D127stickerBNow, because this Declaration 127 was written and then signed by a number of Heathen and Asatru, or otherwise Norse or Northern-identified spiritual groups and people, a denunciation of discrimination against people of other religions wasn’t included. That’s because this was a statement of acceptance of all people wanting in, not all people in general, but I like to think that the general principles of inclusivity and non-discrimination are implied in Declaration 127 and that solidarity with people of all religions is therefore also implied.

That’s a terribly important point to ponder. As are critiques of Declaration 127 which “does not go far enough,” as Snoof Madrune Obline blogged in 2016. We need actions as well as “dissociation.”

Even so, yesterday I signed Declaration 127 as an individual, and also in the name of the Lokabrenna Tiny Temple. I am a member of The Troth and am in the Heathens Against Hate Facebook group, but in my mind, my signing Declaration 127 puts ME on notice that I’d better step up my game. My statement below doesn’t mean that I now get to sit back, satisfied that I’ve done my share in “speaking out.”

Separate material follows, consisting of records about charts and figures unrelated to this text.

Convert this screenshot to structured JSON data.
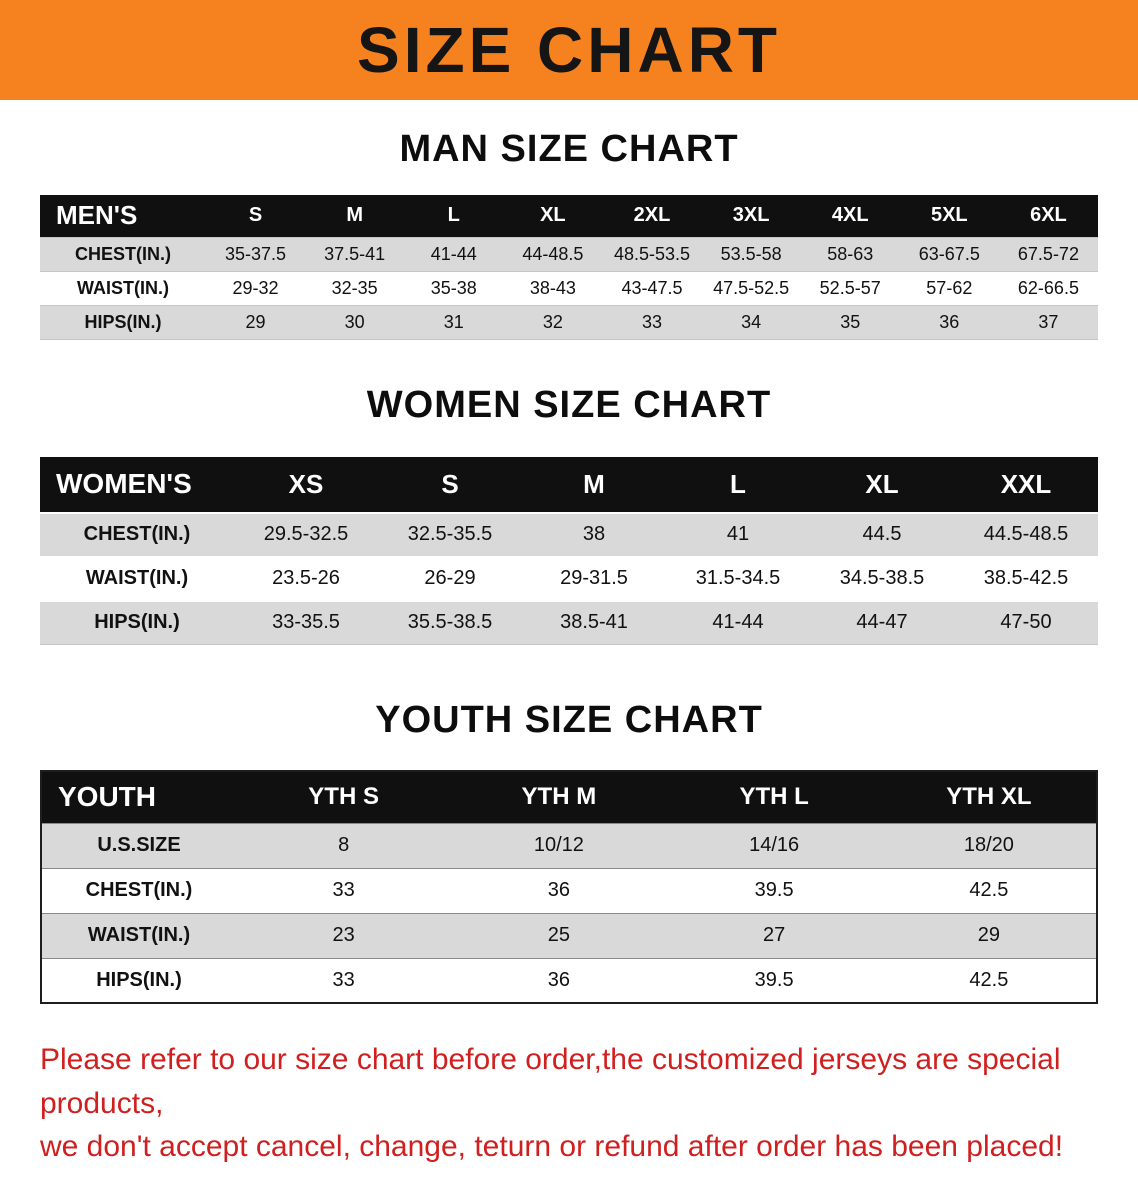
{
  "banner": {
    "title": "SIZE CHART",
    "background_color": "#f5821f",
    "text_color": "#151515"
  },
  "chart_data": [
    {
      "type": "table",
      "title": "MAN SIZE CHART",
      "corner": "MEN'S",
      "columns": [
        "S",
        "M",
        "L",
        "XL",
        "2XL",
        "3XL",
        "4XL",
        "5XL",
        "6XL"
      ],
      "rows": [
        {
          "label": "CHEST(IN.)",
          "values": [
            "35-37.5",
            "37.5-41",
            "41-44",
            "44-48.5",
            "48.5-53.5",
            "53.5-58",
            "58-63",
            "63-67.5",
            "67.5-72"
          ]
        },
        {
          "label": "WAIST(IN.)",
          "values": [
            "29-32",
            "32-35",
            "35-38",
            "38-43",
            "43-47.5",
            "47.5-52.5",
            "52.5-57",
            "57-62",
            "62-66.5"
          ]
        },
        {
          "label": "HIPS(IN.)",
          "values": [
            "29",
            "30",
            "31",
            "32",
            "33",
            "34",
            "35",
            "36",
            "37"
          ]
        }
      ]
    },
    {
      "type": "table",
      "title": "WOMEN SIZE CHART",
      "corner": "WOMEN'S",
      "columns": [
        "XS",
        "S",
        "M",
        "L",
        "XL",
        "XXL"
      ],
      "rows": [
        {
          "label": "CHEST(IN.)",
          "values": [
            "29.5-32.5",
            "32.5-35.5",
            "38",
            "41",
            "44.5",
            "44.5-48.5"
          ]
        },
        {
          "label": "WAIST(IN.)",
          "values": [
            "23.5-26",
            "26-29",
            "29-31.5",
            "31.5-34.5",
            "34.5-38.5",
            "38.5-42.5"
          ]
        },
        {
          "label": "HIPS(IN.)",
          "values": [
            "33-35.5",
            "35.5-38.5",
            "38.5-41",
            "41-44",
            "44-47",
            "47-50"
          ]
        }
      ]
    },
    {
      "type": "table",
      "title": "YOUTH SIZE CHART",
      "corner": "YOUTH",
      "columns": [
        "YTH S",
        "YTH M",
        "YTH L",
        "YTH XL"
      ],
      "rows": [
        {
          "label": "U.S.SIZE",
          "values": [
            "8",
            "10/12",
            "14/16",
            "18/20"
          ]
        },
        {
          "label": "CHEST(IN.)",
          "values": [
            "33",
            "36",
            "39.5",
            "42.5"
          ]
        },
        {
          "label": "WAIST(IN.)",
          "values": [
            "23",
            "25",
            "27",
            "29"
          ]
        },
        {
          "label": "HIPS(IN.)",
          "values": [
            "33",
            "36",
            "39.5",
            "42.5"
          ]
        }
      ]
    }
  ],
  "disclaimer": {
    "lines": [
      "Please refer to our size chart before order,the customized jerseys are special products,",
      "we don't accept cancel, change, teturn or refund after order has been placed!"
    ],
    "color": "#d01f1f"
  }
}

I, Amy R. Marsh and the Lokabrenna Tiny Temple, fully support Declaration 127 and am completely opposed, now and forever, to racism, misogyny, homophobia, transphobia, ableism, anti-Semitism, Islamophobia, discrimination against immigrants, and all other barbaric superstitions and acts of injustice, violence and hate.


These times are too dire. And people are dying–have been dying for decades, centuries!–as a result of (1) acts of violence and (2) acts of complacency.

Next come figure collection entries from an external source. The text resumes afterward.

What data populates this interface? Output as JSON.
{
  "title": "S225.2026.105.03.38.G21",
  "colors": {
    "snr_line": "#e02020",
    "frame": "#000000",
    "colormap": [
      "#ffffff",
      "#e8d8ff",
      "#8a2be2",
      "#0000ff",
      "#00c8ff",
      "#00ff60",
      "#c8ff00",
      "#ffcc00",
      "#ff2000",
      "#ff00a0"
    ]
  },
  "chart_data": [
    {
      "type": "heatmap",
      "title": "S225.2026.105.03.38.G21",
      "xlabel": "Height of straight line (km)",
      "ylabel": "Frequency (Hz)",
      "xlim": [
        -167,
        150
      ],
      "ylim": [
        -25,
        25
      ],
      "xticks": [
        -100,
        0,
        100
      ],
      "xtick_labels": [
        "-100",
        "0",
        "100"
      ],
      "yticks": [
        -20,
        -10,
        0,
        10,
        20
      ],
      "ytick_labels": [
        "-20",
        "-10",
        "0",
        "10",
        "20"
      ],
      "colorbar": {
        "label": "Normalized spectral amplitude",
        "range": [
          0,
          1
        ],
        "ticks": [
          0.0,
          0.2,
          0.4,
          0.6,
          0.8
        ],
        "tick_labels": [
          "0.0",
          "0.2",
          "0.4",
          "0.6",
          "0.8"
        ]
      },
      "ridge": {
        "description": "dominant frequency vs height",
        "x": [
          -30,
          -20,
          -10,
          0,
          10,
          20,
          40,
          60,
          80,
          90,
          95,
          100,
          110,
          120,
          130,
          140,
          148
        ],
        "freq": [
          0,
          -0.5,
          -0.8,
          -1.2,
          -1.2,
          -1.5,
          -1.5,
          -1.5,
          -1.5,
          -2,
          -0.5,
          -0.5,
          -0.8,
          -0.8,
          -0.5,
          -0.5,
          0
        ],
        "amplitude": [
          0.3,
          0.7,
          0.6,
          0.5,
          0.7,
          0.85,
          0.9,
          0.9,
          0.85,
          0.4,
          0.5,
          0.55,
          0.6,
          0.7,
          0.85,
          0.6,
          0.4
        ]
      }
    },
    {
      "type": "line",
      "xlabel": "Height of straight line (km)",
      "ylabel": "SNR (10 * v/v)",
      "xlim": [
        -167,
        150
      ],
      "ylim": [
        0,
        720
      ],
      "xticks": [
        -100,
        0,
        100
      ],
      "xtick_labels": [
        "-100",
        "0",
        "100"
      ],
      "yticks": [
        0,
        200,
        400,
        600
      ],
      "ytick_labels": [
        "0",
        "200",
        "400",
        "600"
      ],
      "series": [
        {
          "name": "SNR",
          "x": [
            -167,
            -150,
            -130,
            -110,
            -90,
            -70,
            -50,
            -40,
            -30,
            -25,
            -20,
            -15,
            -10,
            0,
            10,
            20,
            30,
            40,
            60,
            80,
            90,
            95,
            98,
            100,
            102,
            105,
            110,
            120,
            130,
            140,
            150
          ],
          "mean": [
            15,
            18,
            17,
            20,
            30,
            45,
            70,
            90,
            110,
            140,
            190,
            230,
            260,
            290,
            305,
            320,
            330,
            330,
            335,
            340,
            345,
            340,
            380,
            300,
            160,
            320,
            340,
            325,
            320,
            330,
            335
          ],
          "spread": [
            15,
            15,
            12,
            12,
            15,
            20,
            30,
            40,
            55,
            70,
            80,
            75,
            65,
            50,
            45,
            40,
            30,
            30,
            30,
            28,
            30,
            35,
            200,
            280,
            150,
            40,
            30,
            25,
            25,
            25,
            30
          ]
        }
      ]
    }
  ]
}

There’s a lot to unpack here. I can’t do it in one blog. What I can offer, and it is a poor, outdated document at best, is the Real Zombie Apocalypse Resistance Handbook which is chock full ‘o links to good organizations to support. I did it in the first month after the 2016 election, and though I meant to make monthly updates, I just…couldn’t…keep up… with all the atrocious developments in the new…regime. But go there, find even more organizations to support as you (and I) gather our remaining strength and wits, leverage our community ties, and try to figure out how to stop this horrific slide into utter, reactionary, barbaric fascism.